Le groupe lors d’une tournée, sorte de voyage initiatique, a traversé l’Arménie, la Turquie, la Géorgie et rencontré des musiciens notamment des kurdes à Diyarbakir. Miasin a appris un de leurs chants, Tel Zendan, aux cadences entraînantes. Toute l’église frappe dans les mains sans se faire prier puis chante avec grand plaisir les «lélélé» proposés par les chanteuses qui sont vraiment heureuses de cette participation sans contrainte du public.

Nous finissons ce merveilleux concert sur Miasin,qui veut dire « ensemble » en arménien, très folklorique sur lequel  Sevana présente toutes ces belles femmes passionnées qui improvisent chacune à leur tour avec leur énergie et leur sensibilité. Les spectateurs chantent «Miasin» sur les refrains et applaudissent chaleureusement en se levant.

Bien entendu toutes les musiciennes reviennent avec joie pour Rêver en rappel.

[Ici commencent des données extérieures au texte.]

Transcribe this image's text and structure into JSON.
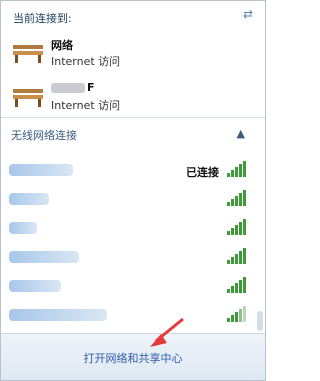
{
  "header": {
    "title": "当前连接到:"
  },
  "connected": [
    {
      "name": "网络",
      "status": "Internet 访问"
    },
    {
      "name": "F",
      "status": "Internet 访问"
    }
  ],
  "wireless": {
    "heading": "无线网络连接",
    "collapse_glyph": "▲",
    "rows": [
      {
        "status": "已连接"
      },
      {
        "status": ""
      },
      {
        "status": ""
      },
      {
        "status": ""
      },
      {
        "status": ""
      },
      {
        "status": ""
      }
    ]
  },
  "footer": {
    "link_label": "打开网络和共享中心"
  },
  "colors": {
    "signal": "#3f9a3a",
    "link": "#2a5dab",
    "arrow": "#e53a3a"
  },
  "icons": {
    "refresh": "refresh-icon",
    "network": "bench-network-icon",
    "signal": "signal-bars-icon"
  }
}
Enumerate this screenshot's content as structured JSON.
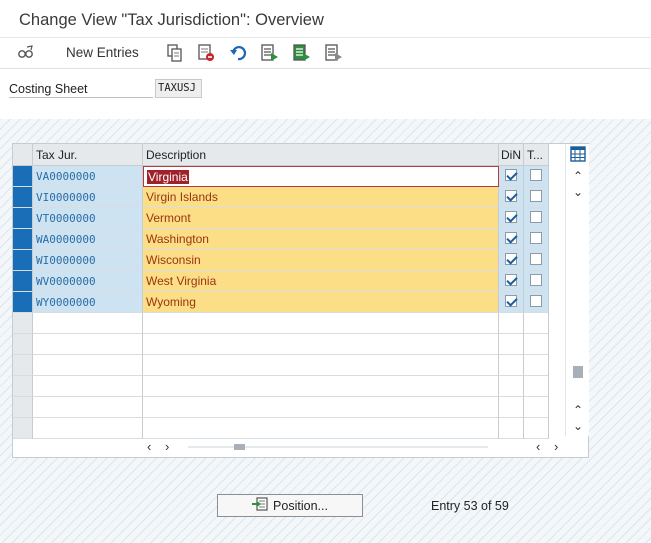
{
  "window": {
    "title": "Change View \"Tax Jurisdiction\": Overview"
  },
  "toolbar": {
    "new_entries_label": "New Entries",
    "icons": [
      "display-change-icon",
      "copy-icon",
      "delete-icon",
      "undo-icon",
      "select-all-icon",
      "select-block-icon",
      "deselect-all-icon"
    ]
  },
  "form": {
    "costing_sheet_label": "Costing Sheet",
    "costing_sheet_value": "TAXUSJ"
  },
  "table": {
    "headers": [
      "Tax Jur.",
      "Description",
      "DiN",
      "T..."
    ],
    "rows": [
      {
        "tax_jur": "VA0000000",
        "description": "Virginia",
        "din": true,
        "t": false
      },
      {
        "tax_jur": "VI0000000",
        "description": "Virgin Islands",
        "din": true,
        "t": false
      },
      {
        "tax_jur": "VT0000000",
        "description": "Vermont",
        "din": true,
        "t": false
      },
      {
        "tax_jur": "WA0000000",
        "description": "Washington",
        "din": true,
        "t": false
      },
      {
        "tax_jur": "WI0000000",
        "description": "Wisconsin",
        "din": true,
        "t": false
      },
      {
        "tax_jur": "WV0000000",
        "description": "West Virginia",
        "din": true,
        "t": false
      },
      {
        "tax_jur": "WY0000000",
        "description": "Wyoming",
        "din": true,
        "t": false
      }
    ],
    "empty_row_count": 6
  },
  "footer": {
    "position_label": "Position...",
    "entry_text": "Entry 53 of 59"
  },
  "colors": {
    "selection_blue": "#1a6eb8",
    "key_cell": "#cde3f2",
    "desc_cell": "#fbde85",
    "desc_text": "#9b3412"
  }
}
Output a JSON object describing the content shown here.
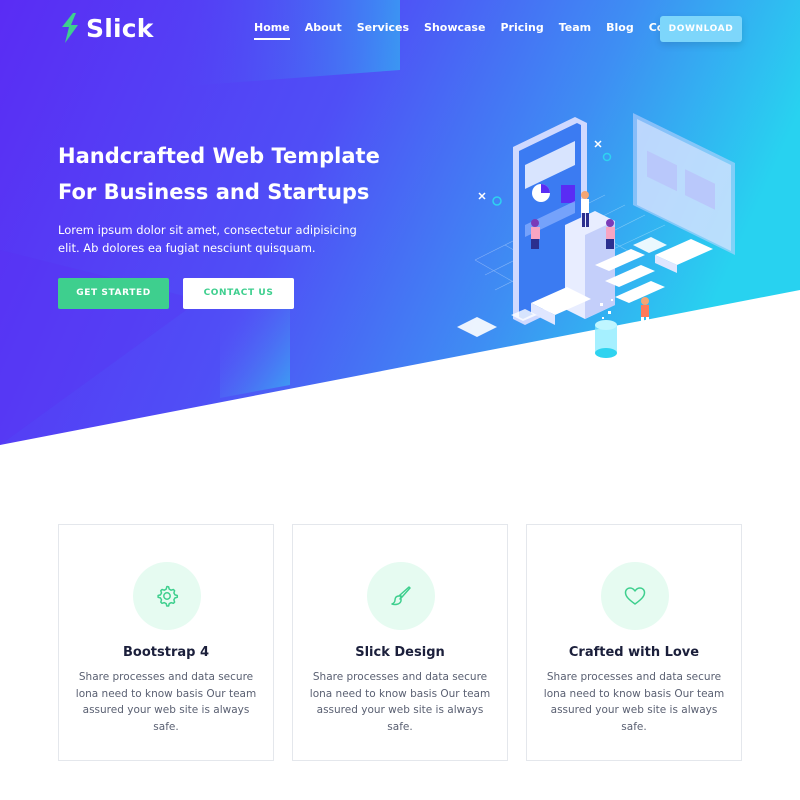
{
  "brand": {
    "name": "Slick",
    "accent": "#3ecf8e",
    "gradient": [
      "#5b2df5",
      "#4a6cf7",
      "#2ed3f0"
    ]
  },
  "nav": {
    "items": [
      {
        "label": "Home",
        "active": true
      },
      {
        "label": "About"
      },
      {
        "label": "Services"
      },
      {
        "label": "Showcase"
      },
      {
        "label": "Pricing"
      },
      {
        "label": "Team"
      },
      {
        "label": "Blog"
      },
      {
        "label": "Contact"
      }
    ],
    "cta_label": "DOWNLOAD"
  },
  "hero": {
    "title_line1": "Handcrafted Web Template",
    "title_line2": "For Business and Startups",
    "subtitle": "Lorem ipsum dolor sit amet, consectetur adipisicing elit. Ab dolores ea fugiat nesciunt quisquam.",
    "primary_button": "GET STARTED",
    "secondary_button": "CONTACT US"
  },
  "features": [
    {
      "icon": "gear-icon",
      "title": "Bootstrap 4",
      "text": "Share processes and data secure lona need to know basis Our team assured your web site is always safe."
    },
    {
      "icon": "brush-icon",
      "title": "Slick Design",
      "text": "Share processes and data secure lona need to know basis Our team assured your web site is always safe."
    },
    {
      "icon": "heart-icon",
      "title": "Crafted with Love",
      "text": "Share processes and data secure lona need to know basis Our team assured your web site is always safe."
    }
  ]
}
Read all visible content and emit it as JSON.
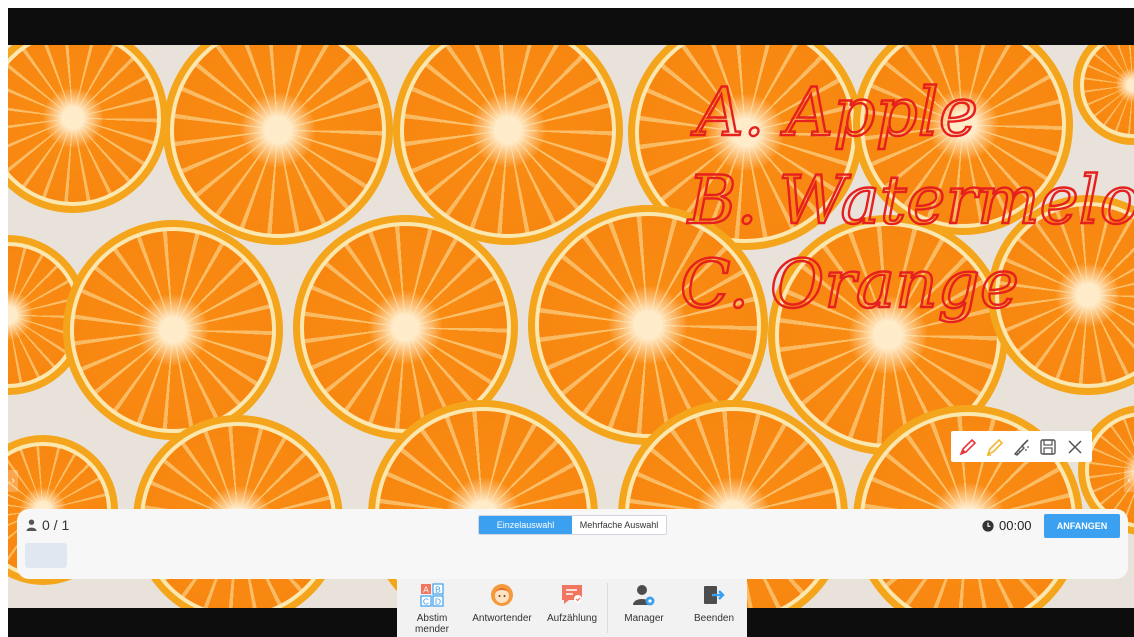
{
  "annotation": {
    "lines": [
      "A. Apple",
      "B. Watermelon",
      "C. Orange"
    ],
    "ink_color": "#e6201f"
  },
  "annotation_toolbar": {
    "icons": [
      "pen-icon",
      "highlighter-icon",
      "eraser-brush-icon",
      "save-icon",
      "close-icon"
    ]
  },
  "vote_panel": {
    "participants": "0 / 1",
    "mode_tabs": [
      {
        "label": "Einzelauswahl",
        "active": true
      },
      {
        "label": "Mehrfache Auswahl",
        "active": false
      }
    ],
    "timer": "00:00",
    "start_label": "ANFANGEN"
  },
  "dock": {
    "items": [
      {
        "label": "Abstim\nmender",
        "icon": "abcd-grid-icon"
      },
      {
        "label": "Antwortender",
        "icon": "responder-face-icon"
      },
      {
        "label": "Aufzählung",
        "icon": "list-chat-icon"
      },
      {
        "label": "Manager",
        "icon": "user-gear-icon"
      },
      {
        "label": "Beenden",
        "icon": "exit-icon"
      }
    ]
  },
  "colors": {
    "accent": "#3aa0ef",
    "background_bar": "#0d0d0d",
    "panel": "#f7f7f7"
  }
}
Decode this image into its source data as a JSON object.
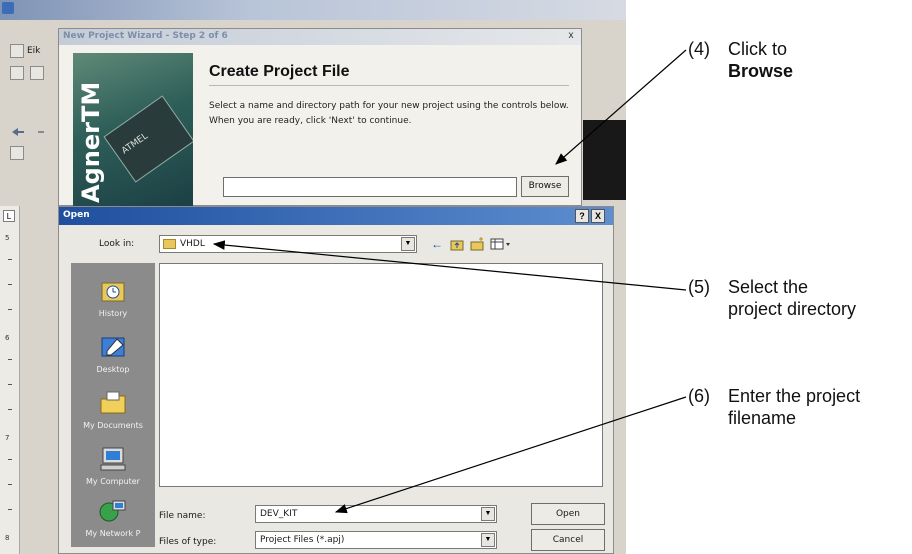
{
  "wizard": {
    "title": "New Project Wizard - Step 2 of 6",
    "close_label": "x",
    "heading": "Create Project File",
    "description": "Select a name and directory path for your new project using the controls below. When you are ready, click 'Next' to continue.",
    "browse_label": "Browse",
    "brand_text": "AgnerTM",
    "chip_text": "ATMEL"
  },
  "app": {
    "menu_first": "Eik"
  },
  "ruler": {
    "corner_label": "L",
    "marks": [
      "5",
      "6",
      "7",
      "8"
    ]
  },
  "open_dialog": {
    "title": "Open",
    "help_label": "?",
    "close_label": "X",
    "look_in_label": "Look in:",
    "look_in_value": "VHDL",
    "places": [
      {
        "label": "History",
        "icon": "history-icon"
      },
      {
        "label": "Desktop",
        "icon": "desktop-icon"
      },
      {
        "label": "My Documents",
        "icon": "my-documents-icon"
      },
      {
        "label": "My Computer",
        "icon": "my-computer-icon"
      },
      {
        "label": "My Network P",
        "icon": "my-network-places-icon"
      }
    ],
    "file_name_label": "File name:",
    "file_name_value": "DEV_KIT",
    "file_type_label": "Files of type:",
    "file_type_value": "Project Files (*.apj)",
    "open_label": "Open",
    "cancel_label": "Cancel"
  },
  "annotations": [
    {
      "number": "(4)",
      "line1": "Click to",
      "line2": "Browse"
    },
    {
      "number": "(5)",
      "line1": "Select the",
      "line2": "project directory"
    },
    {
      "number": "(6)",
      "line1": "Enter the project",
      "line2": "filename"
    }
  ],
  "colors": {
    "dialog_titlebar": "#1f4f9e",
    "places_bar": "#8b8b8b",
    "annotation_text": "#111111"
  }
}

Thème très dansant qui libère toute l’énergie et le bonheur d’être là et de jouer ensemble dans ce lieu insolite pour elles qui n’avaient jamais joué dans une église auparavant.

Encore une très belle soirée féminine entre jazz, folklore, fusion où tout le monde s’est laissé envoûter par cette musique partagée par un public attentif et comblé.